Causou polêmica ao ordenar que fossem plantados canteiros de flores vermelhas, em formato de estrela, nos jardins do Palácio da Alvorada e da Granja do Torto.

Nascida Marisa Letícia Casa, assumiu o sobrenome Silva ao se casar com Lula. Quando o ex-presidente incorporou o apelido a sua assinatura, passou também a assinar Marisa Letícia Lula da Silva. Para o ex-presidente, no entanto, a mulher era apenas “galega”, apelido pelo qual a chamava desde que começaram a namorar, nos anos 1970.

Costumava dizer que foi pai e mãe dos filhos, a quem se dedicou enquanto o marido avançava na vida pública. Cuidava sozinha do apartamento em que a família vivia em São Bernardo.

“É ela quem manda. E ele obedece. Dona Marisa se dedica a Lula e à família inteira. É o alicerce de Lula”, definiu o cardiologista e amigo da família, Roberto Kalil, médico de Lula há 30 anos, em entrevista ao jornal O Globo em 2011, quando o ex-presidente teve a cabeça raspada pela mulher durante o tratamento de câncer contra a laringe a que se submeteu.

Lava Jato

Dona Marisa era ré em uma ação penal, junto com o marido, na Operação Lava Jato. Eles respondem pelos crimes de corrupção passiva e lavagem de dinheiro em contratos firmados entre a Petrobras e a Odebrecht.

Segundo o Ministério Público, Lula recebeu propina da empreiteira Odebrecht por intermédio do ex-ministro da Fazenda Antonio Palocci, que também virou réu na ação, ao lado do empreiteiro Marcelo Odebrecht, e outras cinco pessoas.

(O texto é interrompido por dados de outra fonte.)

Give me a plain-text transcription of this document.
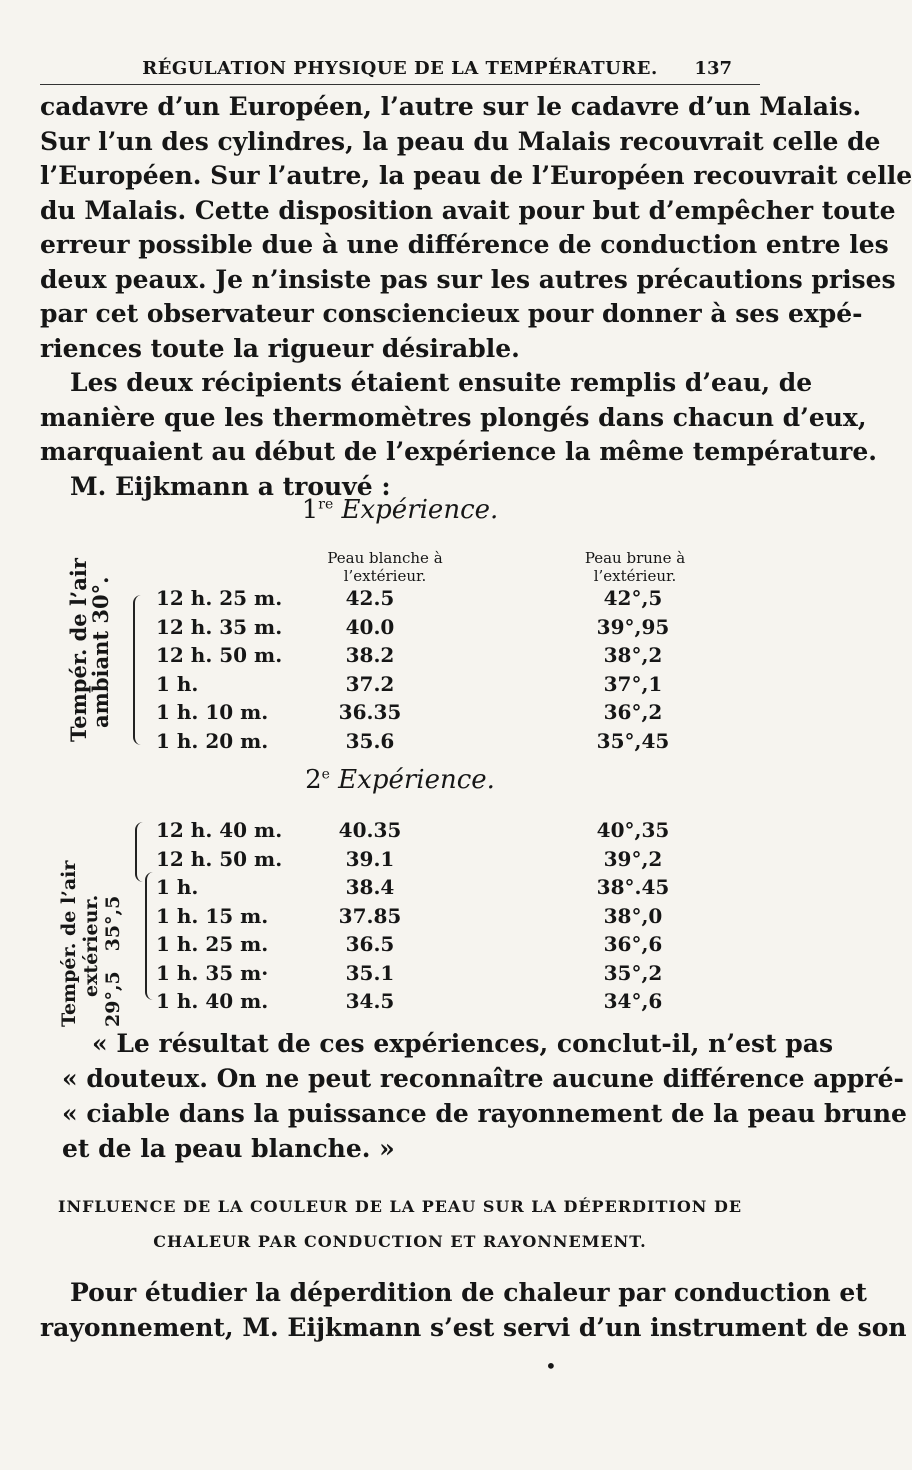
RÉGULATION PHYSIQUE DE LA TEMPÉRATURE.	137
cadavre d’un Européen, l’autre sur le cadavre d’un Malais.
Sur l’un des cylindres, la peau du Malais recouvrait celle de
l’Européen. Sur l’autre, la peau de l’Européen recouvrait celle
du Malais. Cette disposition avait pour but d’empêcher toute
erreur possible due à une différence de conduction entre les
deux peaux. Je n’insiste pas sur les autres précautions prises
par cet observateur consciencieux pour donner à ses expé-
riences toute la rigueur désirable.
Les deux récipients étaient ensuite remplis d’eau, de
manière que les thermomètres plongés dans chacun d’eux,
marquaient au début de l’expérience la même température.
M. Eijkmann a trouvé :
1re Expérience.
Peau blanche à
l’extérieur.
Peau brune à
l’extérieur.
Tempér. de l’air
ambiant 30°. 12 h. 25 m.	42.5	42°,5
12 h. 35 m.	40.0	39°,95
12 h. 50 m.	38.2	38°,2
1 h.	37.2	37°,1
1 h. 10 m.	36.35	36°,2
1 h. 20 m.	35.6	35°,45
2e Expérience.
Tempér. de l’air extérieur. 29°,5   35°,5
12 h. 40 m.	40.35	40°,35
12 h. 50 m.	39.1	39°,2
1 h.	38.4	38°.45
1 h. 15 m.	37.85	38°,0
1 h. 25 m.	36.5	36°,6
1 h. 35 m·	35.1	35°,2
1 h. 40 m.	34.5	34°,6
« Le résultat de ces expériences, conclut-il, n’est pas
« douteux. On ne peut reconnaître aucune différence appré-
« ciable dans la puissance de rayonnement de la peau brune
et de la peau blanche. »
INFLUENCE DE LA COULEUR DE LA PEAU SUR LA DÉPERDITION DE
CHALEUR PAR CONDUCTION ET RAYONNEMENT.
Pour étudier la déperdition de chaleur par conduction et
rayonnement, M. Eijkmann s’est servi d’un instrument de son
•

De acordo com a investigação, o dinheiro foi usado para comprar um terreno, que seria usado para a construção de uma sede do Instituto Lula (R$ 12,4 milhões), e um apartamento em frente ao que mora em São Bernardo do Campo, na Grande São Paulo (R$ 504 mil).

A defesa de Lula informou que o ex-presidente aluga o apartamento vizinho ao seu. Além disso, acrescentou que o Instituto Lula funciona no mesmo local há anos e que o petista nunca foi proprietário do terreno em questão.

Segundo os advogados do ex-presidente, a transação seria um "delírio acusatório".